La Sentencia de instancia señala lo siguiente: Por ultimo se cuestiona la valoración de los perjuicios por considerarla excesiva si bien hay que dar por bueno el presupuesto elaborado por la empresa solicitado por la Administración que cuantifica los trabajos de redacción del proyecto realmente ejecutado en 15.000 euros para el proyecto de arquitectura y otros 15.000 para el de ingeniería, teniendo en cuenta que se trata de redactar un proyecto de la obra finalmente ejecutada, y no fotocopiar el proyecto inicial. La partida correspondiente a los cursos de formación y al reportaje fotográfico se encuentra también debidamente justificada por la Administración.
Así las cosas, si bien la motivación es sucinta y escueta, no por ello deja de dar respuesta al motivo alegado en el recurso, considerando ajustado elaborado por la empresa y solicitado por la administración. La parte lo que pretende es sustituir la valoración realizada por la Juez a quo por la suya propia, por lo que el motivo no puede ser estimado.
Recapitulando, se desestima íntegramente el recurso de apelación.

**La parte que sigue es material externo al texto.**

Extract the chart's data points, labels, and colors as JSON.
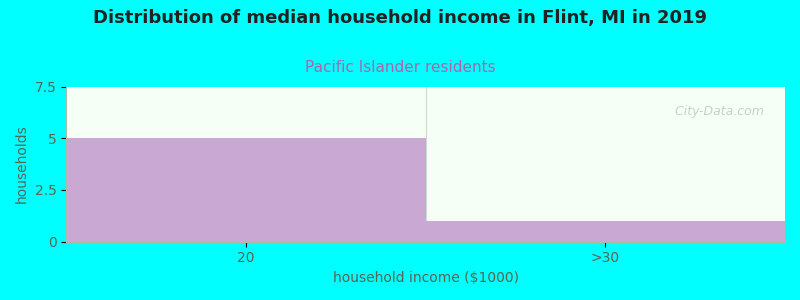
{
  "title": "Distribution of median household income in Flint, MI in 2019",
  "subtitle": "Pacific Islander residents",
  "xlabel": "household income ($1000)",
  "ylabel": "households",
  "categories": [
    "20",
    ">30"
  ],
  "values": [
    5,
    1
  ],
  "bar_color": "#C9A8D4",
  "background_color": "#00FFFF",
  "plot_bg_top": "#F5FFF5",
  "plot_bg_bottom": "#E8F5E8",
  "ylim": [
    0,
    7.5
  ],
  "yticks": [
    0,
    2.5,
    5,
    7.5
  ],
  "title_fontsize": 13,
  "subtitle_fontsize": 11,
  "subtitle_color": "#AA66AA",
  "axis_label_color": "#556655",
  "tick_label_color": "#556655",
  "watermark_text": "  City-Data.com",
  "watermark_color": "#BBCCBB"
}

SÉPTIMO.- De conformidad con el artículo 139 LJCA, se imponen las costas al apelante, si bien se limita su cuantía a 900€ por todos los conceptos respecto de las causadas en esta segunda instancia, sin que haya lugar a la no imposición en primera instancia, pues no existen dudas de hecho o de derecho, siendo una facultad del juez de instancia la posibilidad de moderar la cuantía, sin que existan motivos para alterar lo resuelto por el Juzgado de instancia.
Fallo
1.- Se desestima el Recurso de Apelación interpuesto por GRUPO BERTOLÍN S.A.U. y TECNOLOGÍA DE LA CONSTRUCCIÓN Y OBRAS PÚBLICAS S.A., UNIÓN DEL TEMPORAL DE EMPRESAS (UTE AULARIO TARONGERS), contra la Sentencia 242/2016, de fecha 22 de septiembre de 2016, dictada por el Juzgado de lo Contencioso Administrativo nº 1 de Valencia en los autos de procedimiento ordinario registrados bajo el nº 384/2015 2.- Se imponen las costas a la parte apelante, en los términos establecidos en el fundamento jurídico séptimo.A su tiempo, y con Certificación literal de la presente, devuélvanse los autos con el expediente administrativo al Juzgado de procedencia.
Esta Sentencia no es firme y contra ella cabe, conforme a lo establecido en los artículos 86 y siguientes de la Ley Reguladora de la Jurisdicción Contencioso-administrativa, recurso de casación ante la Sala 3ª del Tribunal Supremo o, en su caso, ante la Sala de lo Contencioso-administrativo del Tribunal Superior de Justicia de la Comunidad Valenciana. Dicho recurso deberá prepararse ante esta Sección en el plazo de treinta días a contar desde el siguiente al de su notificación, debiendo tenerse en cuenta respecto del escrito de preparación de los que se planteen ante la Sala 3ª del Tribunal Supremo los criterios orientadores previstos en el Apartado III del Acuerdo de 20 de abril de 2016 de la Sala de Gobierno del Tribunal Supremo, sobre la extensión máxima y otras condiciones extrínsecas de los escritos procesales referidos al Recurso de Casación ante la Sala Tercera del Tribunal Supremo (BOE número 162 de 6 de julio de 2016).
Así por esta nuestra sentencia lo pronunciamos, mandamos y firmamos.
PUBLICACION .- Leída y publicada ha sido la anterior Sentencia por el Ilmo. Sr. Magistrado Ponente que ha sido para la resolución del presente recurso, estando celebrando audiencia pública esta Sala, de la que, como Letrada de la Administración de Justicia de la misma, certifico en Valencia, y fecha que antecede.